Previously connected only by common hardships, the two nations will now be able to share in what promises to be no less than an economic revival. The bridge project, rumored to launch in early spring 2007, is estimated to cost $1 billion, with no word yet on the completion date.

In addition to the highway encouraging inter-continental visits, the bridge will include a railway track, which will offer Yemeni exporters a faster alternative to maritime shipping and a more cost-effective option over air transport. With the increase of free-trade agreements and inter-regional construction projects, the ease of transport between the two regions should extend export advantages for Arab countries in product and labor costs.
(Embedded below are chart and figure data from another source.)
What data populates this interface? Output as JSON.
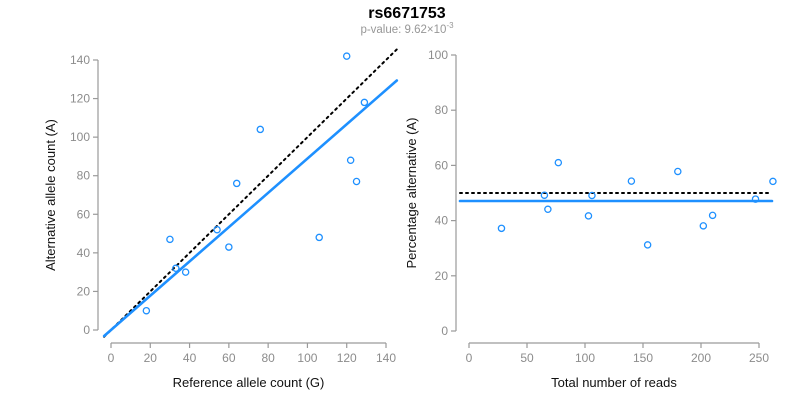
{
  "header": {
    "title": "rs6671753",
    "pvalue_label": "p-value: 9.62×10",
    "pvalue_exponent": "-3"
  },
  "colors": {
    "accent_blue": "#1E90FF",
    "line_black": "#000000",
    "axis_gray": "#9a9a9a",
    "tick_label_gray": "#8c8c8c",
    "axis_title_color": "#111111"
  },
  "chart_data": [
    {
      "type": "scatter",
      "panel": "left",
      "xlabel": "Reference allele count (G)",
      "ylabel": "Alternative allele count (A)",
      "xlim": [
        0,
        140
      ],
      "ylim": [
        0,
        140
      ],
      "xticks": [
        0,
        20,
        40,
        60,
        80,
        100,
        120,
        140
      ],
      "yticks": [
        0,
        20,
        40,
        60,
        80,
        100,
        120,
        140
      ],
      "grid": false,
      "legend": "none",
      "series": [
        {
          "name": "allele-counts",
          "marker": "open-circle",
          "color": "#1E90FF",
          "points": [
            [
              18,
              10
            ],
            [
              30,
              47
            ],
            [
              33,
              32
            ],
            [
              38,
              30
            ],
            [
              54,
              52
            ],
            [
              60,
              43
            ],
            [
              64,
              76
            ],
            [
              76,
              104
            ],
            [
              106,
              48
            ],
            [
              120,
              142
            ],
            [
              122,
              88
            ],
            [
              125,
              77
            ],
            [
              129,
              118
            ]
          ]
        }
      ],
      "lines": [
        {
          "name": "identity-line",
          "kind": "abline",
          "slope": 1,
          "intercept": 0,
          "style": "dotted",
          "color": "#000000"
        },
        {
          "name": "fit-line",
          "kind": "abline",
          "slope": 0.889,
          "intercept": 0,
          "style": "solid",
          "color": "#1E90FF"
        }
      ]
    },
    {
      "type": "scatter",
      "panel": "right",
      "xlabel": "Total number of reads",
      "ylabel": "Percentage alternative (A)",
      "xlim": [
        0,
        262
      ],
      "ylim": [
        0,
        100
      ],
      "xticks": [
        0,
        50,
        100,
        150,
        200,
        250
      ],
      "yticks": [
        0,
        20,
        40,
        60,
        80,
        100
      ],
      "grid": false,
      "legend": "none",
      "series": [
        {
          "name": "percentage-alternative",
          "marker": "open-circle",
          "color": "#1E90FF",
          "points": [
            [
              28,
              37.2
            ],
            [
              65,
              49.2
            ],
            [
              68,
              44.1
            ],
            [
              77,
              61.0
            ],
            [
              103,
              41.7
            ],
            [
              106,
              49.1
            ],
            [
              140,
              54.3
            ],
            [
              154,
              31.2
            ],
            [
              180,
              57.8
            ],
            [
              202,
              38.1
            ],
            [
              210,
              41.9
            ],
            [
              247,
              47.8
            ],
            [
              262,
              54.2
            ]
          ]
        }
      ],
      "lines": [
        {
          "name": "expected-50pct-line",
          "kind": "hline",
          "y": 50,
          "style": "dotted",
          "color": "#000000"
        },
        {
          "name": "mean-percentage-line",
          "kind": "hline",
          "y": 47.1,
          "style": "solid",
          "color": "#1E90FF"
        }
      ]
    }
  ]
}
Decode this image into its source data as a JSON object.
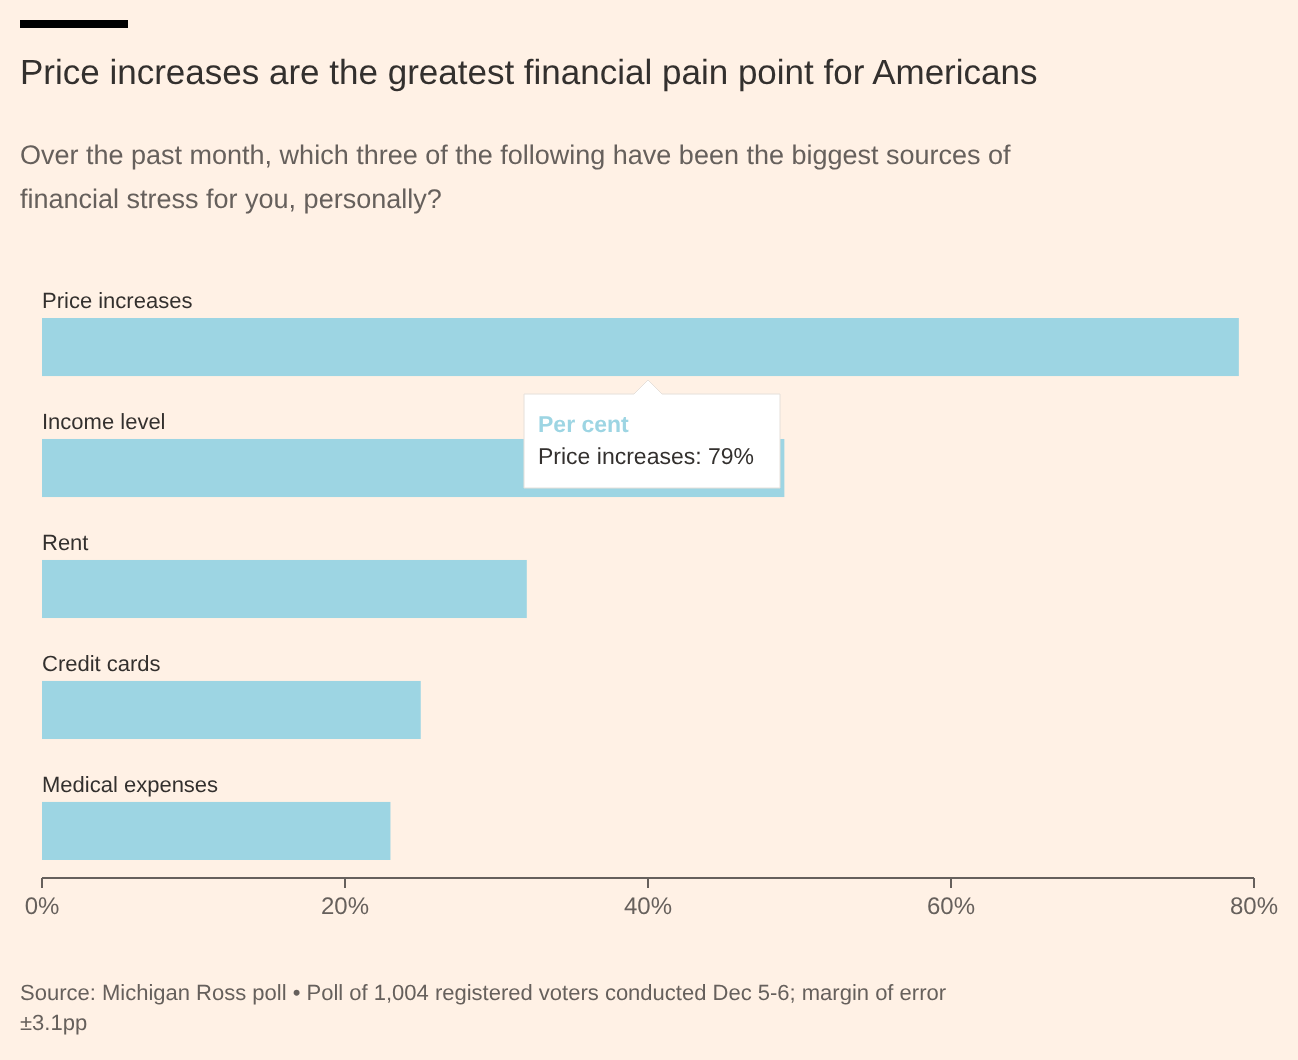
{
  "chart_data": {
    "type": "bar",
    "orientation": "horizontal",
    "title": "Price increases are the greatest financial pain point for Americans",
    "subtitle": "Over the past month, which three of the following have been the biggest sources of financial stress for you, personally?",
    "categories": [
      "Price increases",
      "Income level",
      "Rent",
      "Credit cards",
      "Medical expenses"
    ],
    "values": [
      79,
      49,
      32,
      25,
      23
    ],
    "color": "#9dd5e3",
    "xlim": [
      0,
      80
    ],
    "xticks": [
      {
        "value": 0,
        "label": "0%"
      },
      {
        "value": 20,
        "label": "20%"
      },
      {
        "value": 40,
        "label": "40%"
      },
      {
        "value": 60,
        "label": "60%"
      },
      {
        "value": 80,
        "label": "80%"
      }
    ],
    "grid": false,
    "annotations": [
      "Per cent",
      "Price increases: 79%",
      "Source: Michigan Ross poll • Poll of 1,004 registered voters conducted Dec 5-6; margin of error ±3.1pp"
    ]
  }
}
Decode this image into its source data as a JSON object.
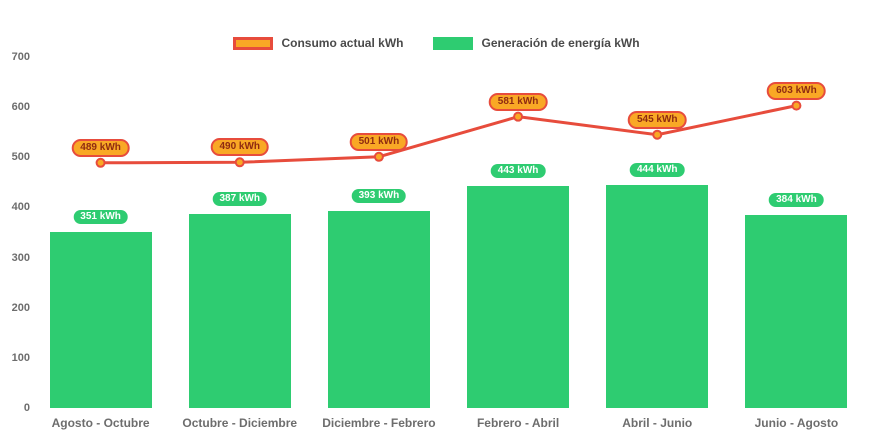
{
  "chart_data": {
    "type": "bar",
    "subtype": "combo-bar-line",
    "categories": [
      "Agosto - Octubre",
      "Octubre - Diciembre",
      "Diciembre - Febrero",
      "Febrero - Abril",
      "Abril - Junio",
      "Junio - Agosto"
    ],
    "series": [
      {
        "name": "Consumo actual kWh",
        "type": "line",
        "values": [
          489,
          490,
          501,
          581,
          545,
          603
        ],
        "line_color": "#e74c3c",
        "point_fill": "#f9a825",
        "point_border": "#e74c3c",
        "label_bg": "#f9a825",
        "label_border": "#e74c3c",
        "label_text_color": "#8f2b11"
      },
      {
        "name": "Generación de energía kWh",
        "type": "bar",
        "values": [
          351,
          387,
          393,
          443,
          444,
          384
        ],
        "bar_color": "#2ecc71",
        "label_bg": "#2ecc71",
        "label_text_color": "#ffffff"
      }
    ],
    "title": "",
    "xlabel": "",
    "ylabel": "",
    "ylim": [
      0,
      700
    ],
    "yticks": [
      0,
      100,
      200,
      300,
      400,
      500,
      600,
      700
    ],
    "grid": false,
    "legend_position": "top",
    "value_label_suffix": " kWh",
    "axis_text_color": "#6d6d6d",
    "background_color": "#ffffff"
  }
}
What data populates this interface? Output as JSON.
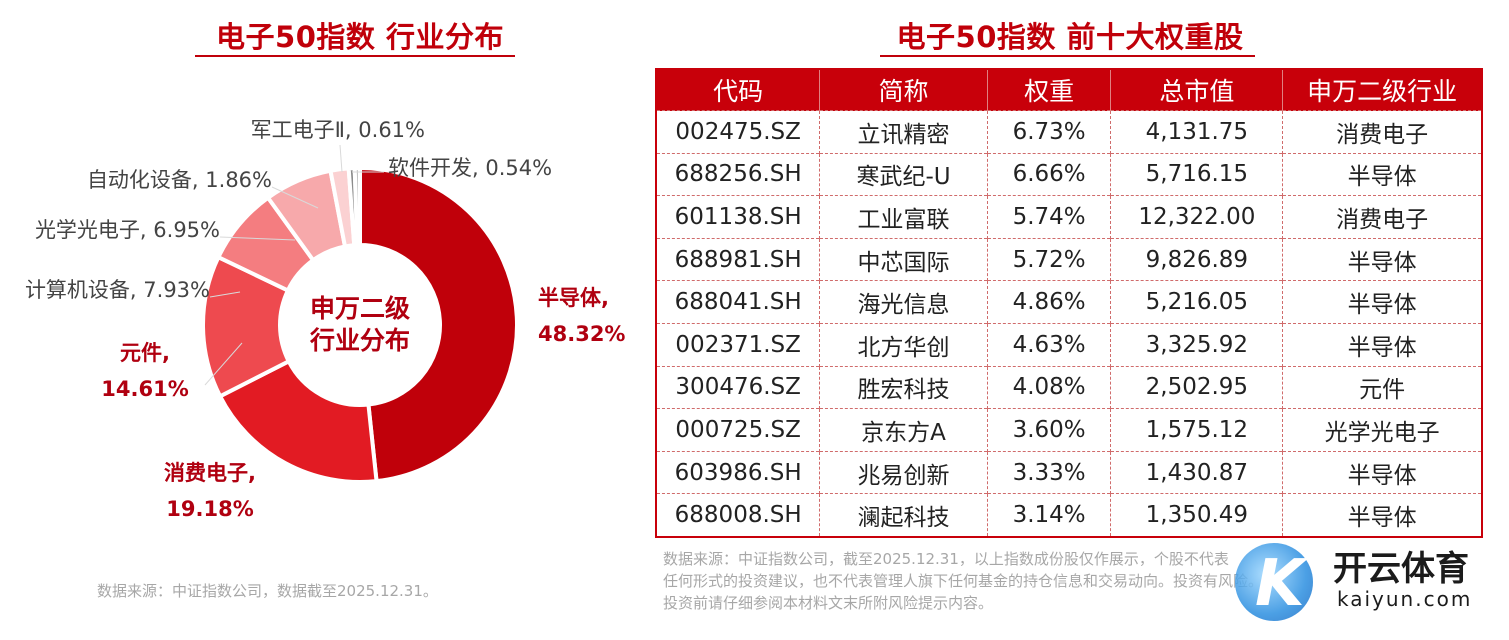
{
  "left_title": "电子50指数 行业分布",
  "right_title": "电子50指数 前十大权重股",
  "chart_data": {
    "type": "pie",
    "title": "电子50指数 行业分布",
    "center_text": [
      "申万二级",
      "行业分布"
    ],
    "slices": [
      {
        "name": "半导体",
        "value": 48.32,
        "label": "48.32%",
        "color": "#c0000a"
      },
      {
        "name": "消费电子",
        "value": 19.18,
        "label": "19.18%",
        "color": "#e21b23"
      },
      {
        "name": "元件",
        "value": 14.61,
        "label": "14.61%",
        "color": "#ee4a4f"
      },
      {
        "name": "计算机设备",
        "value": 7.93,
        "label": "7.93%",
        "color": "#f47d80"
      },
      {
        "name": "光学光电子",
        "value": 6.95,
        "label": "6.95%",
        "color": "#f7a9ab"
      },
      {
        "name": "自动化设备",
        "value": 1.86,
        "label": "1.86%",
        "color": "#fbd1d2"
      },
      {
        "name": "军工电子Ⅱ",
        "value": 0.61,
        "label": "0.61%",
        "color": "#8c8c8c"
      },
      {
        "name": "软件开发",
        "value": 0.54,
        "label": "0.54%",
        "color": "#c4c4c4"
      }
    ]
  },
  "left_source": "数据来源：中证指数公司，数据截至2025.12.31。",
  "table": {
    "headers": [
      "代码",
      "简称",
      "权重",
      "总市值",
      "申万二级行业"
    ],
    "rows": [
      [
        "002475.SZ",
        "立讯精密",
        "6.73%",
        "4,131.75",
        "消费电子"
      ],
      [
        "688256.SH",
        "寒武纪-U",
        "6.66%",
        "5,716.15",
        "半导体"
      ],
      [
        "601138.SH",
        "工业富联",
        "5.74%",
        "12,322.00",
        "消费电子"
      ],
      [
        "688981.SH",
        "中芯国际",
        "5.72%",
        "9,826.89",
        "半导体"
      ],
      [
        "688041.SH",
        "海光信息",
        "4.86%",
        "5,216.05",
        "半导体"
      ],
      [
        "002371.SZ",
        "北方华创",
        "4.63%",
        "3,325.92",
        "半导体"
      ],
      [
        "300476.SZ",
        "胜宏科技",
        "4.08%",
        "2,502.95",
        "元件"
      ],
      [
        "000725.SZ",
        "京东方A",
        "3.60%",
        "1,575.12",
        "光学光电子"
      ],
      [
        "603986.SH",
        "兆易创新",
        "3.33%",
        "1,430.87",
        "半导体"
      ],
      [
        "688008.SH",
        "澜起科技",
        "3.14%",
        "1,350.49",
        "半导体"
      ]
    ]
  },
  "footnote_lines": [
    "数据来源：中证指数公司，截至2025.12.31，以上指数成份股仅作展示，个股不代表",
    "任何形式的投资建议，也不代表管理人旗下任何基金的持仓信息和交易动向。投资有风险。",
    "投资前请仔细参阅本材料文末所附风险提示内容。"
  ],
  "watermark": {
    "text": "开云体育",
    "url": "kaiyun.com"
  }
}
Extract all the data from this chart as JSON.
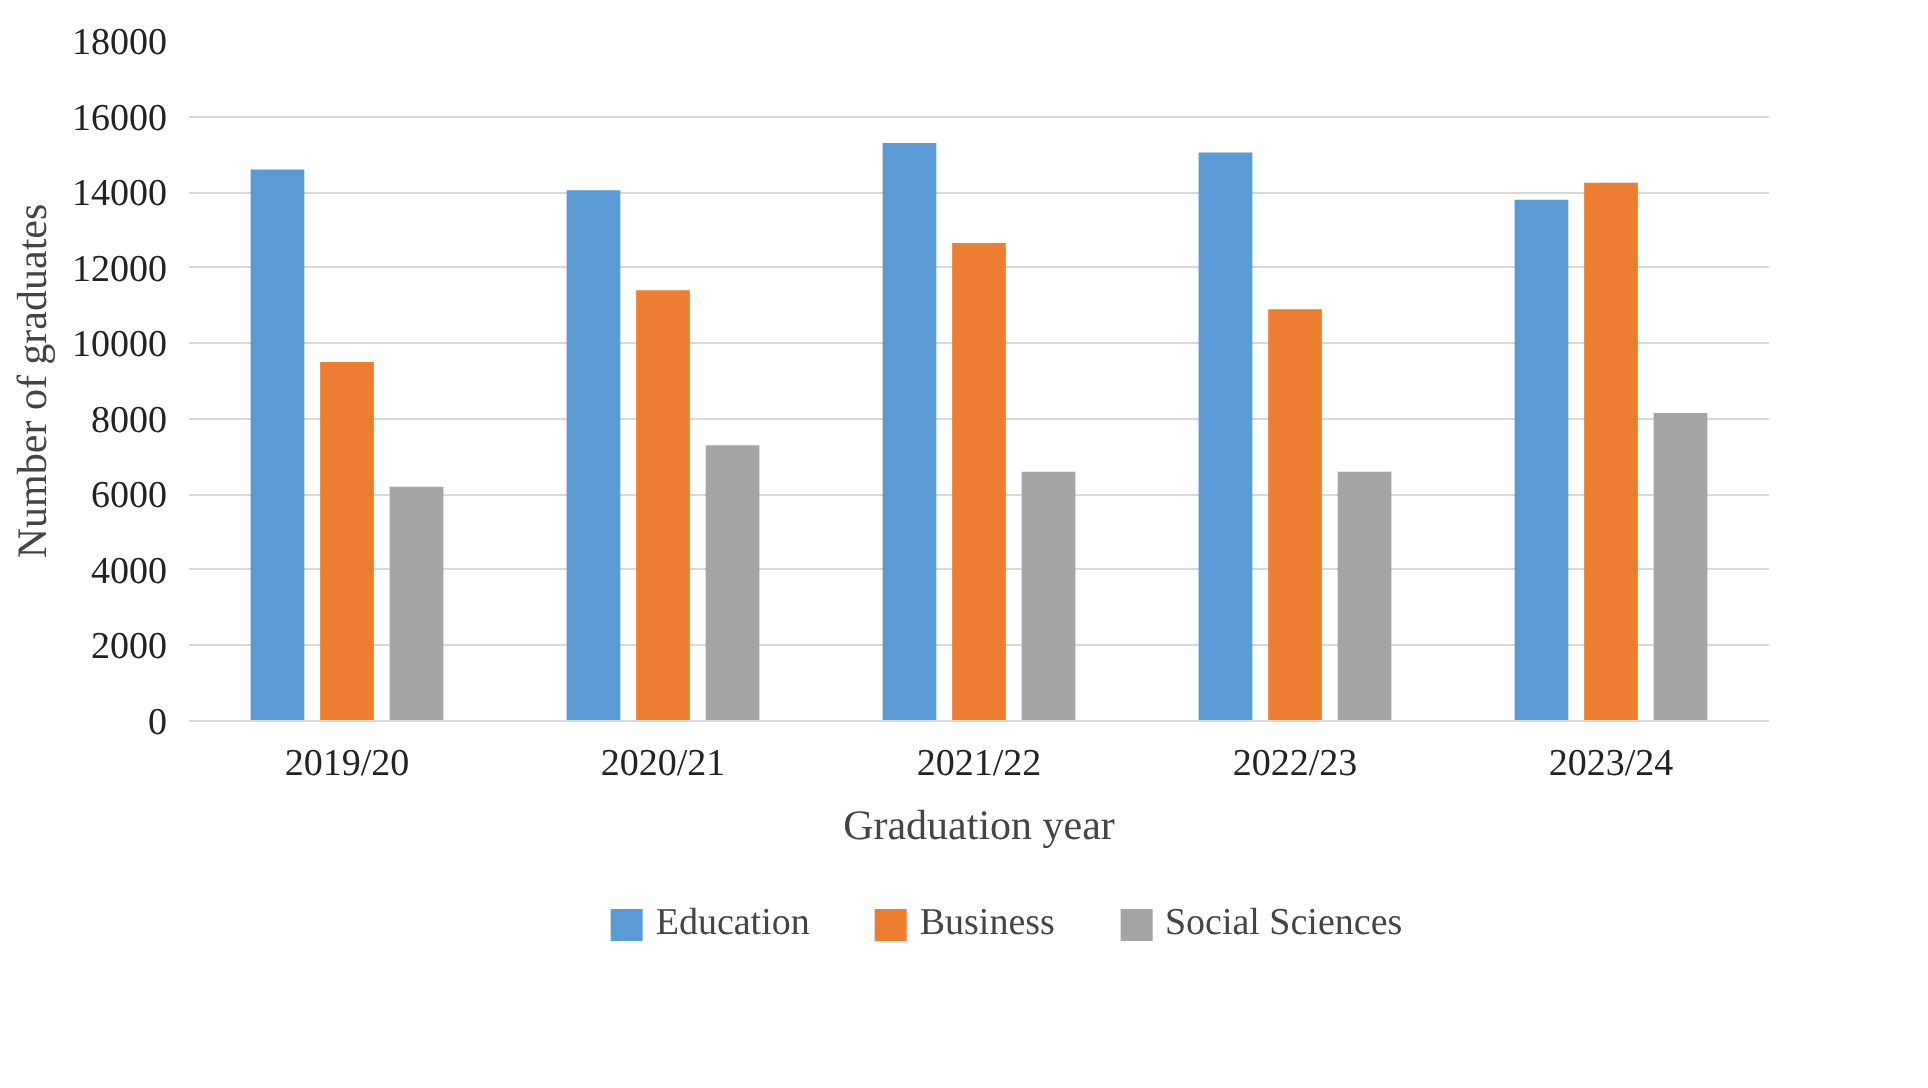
{
  "chart_data": {
    "type": "bar",
    "xlabel": "Graduation year",
    "ylabel": "Number of graduates",
    "categories": [
      "2019/20",
      "2020/21",
      "2021/22",
      "2022/23",
      "2023/24"
    ],
    "series": [
      {
        "name": "Education",
        "color": "#5b9bd5",
        "values": [
          14600,
          14050,
          15300,
          15050,
          13800
        ]
      },
      {
        "name": "Business",
        "color": "#ed7d31",
        "values": [
          9500,
          11400,
          12650,
          10900,
          14250
        ]
      },
      {
        "name": "Social Sciences",
        "color": "#a5a5a5",
        "values": [
          6200,
          7300,
          6600,
          6600,
          8150
        ]
      }
    ],
    "ylim": [
      0,
      18000
    ],
    "yticks": [
      0,
      2000,
      4000,
      6000,
      8000,
      10000,
      12000,
      14000,
      16000,
      18000
    ],
    "grid": "y",
    "legend": "bottom"
  }
}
Yemen’s exports, which include crude oil, vegetables, coffee and cotton, among other necessities for Africa’s arid countries, are sure to rise with the construction of this bridge.

The bridge will also open promising doors to labor exchanges with the continuously thriving GCC countries in the areas of manufacturing, construction and engineering.

Djibouti, a major regional port, trans-shipment and refueling center, and the oil-exporting nation of Yemen both stand to benefit from such an enterprise, because of its restorative economic potential in the areas of trade, tourism and labor. Thus this bridge could envision the fairly rapid and much-needed insertion of funds for their ailing economies.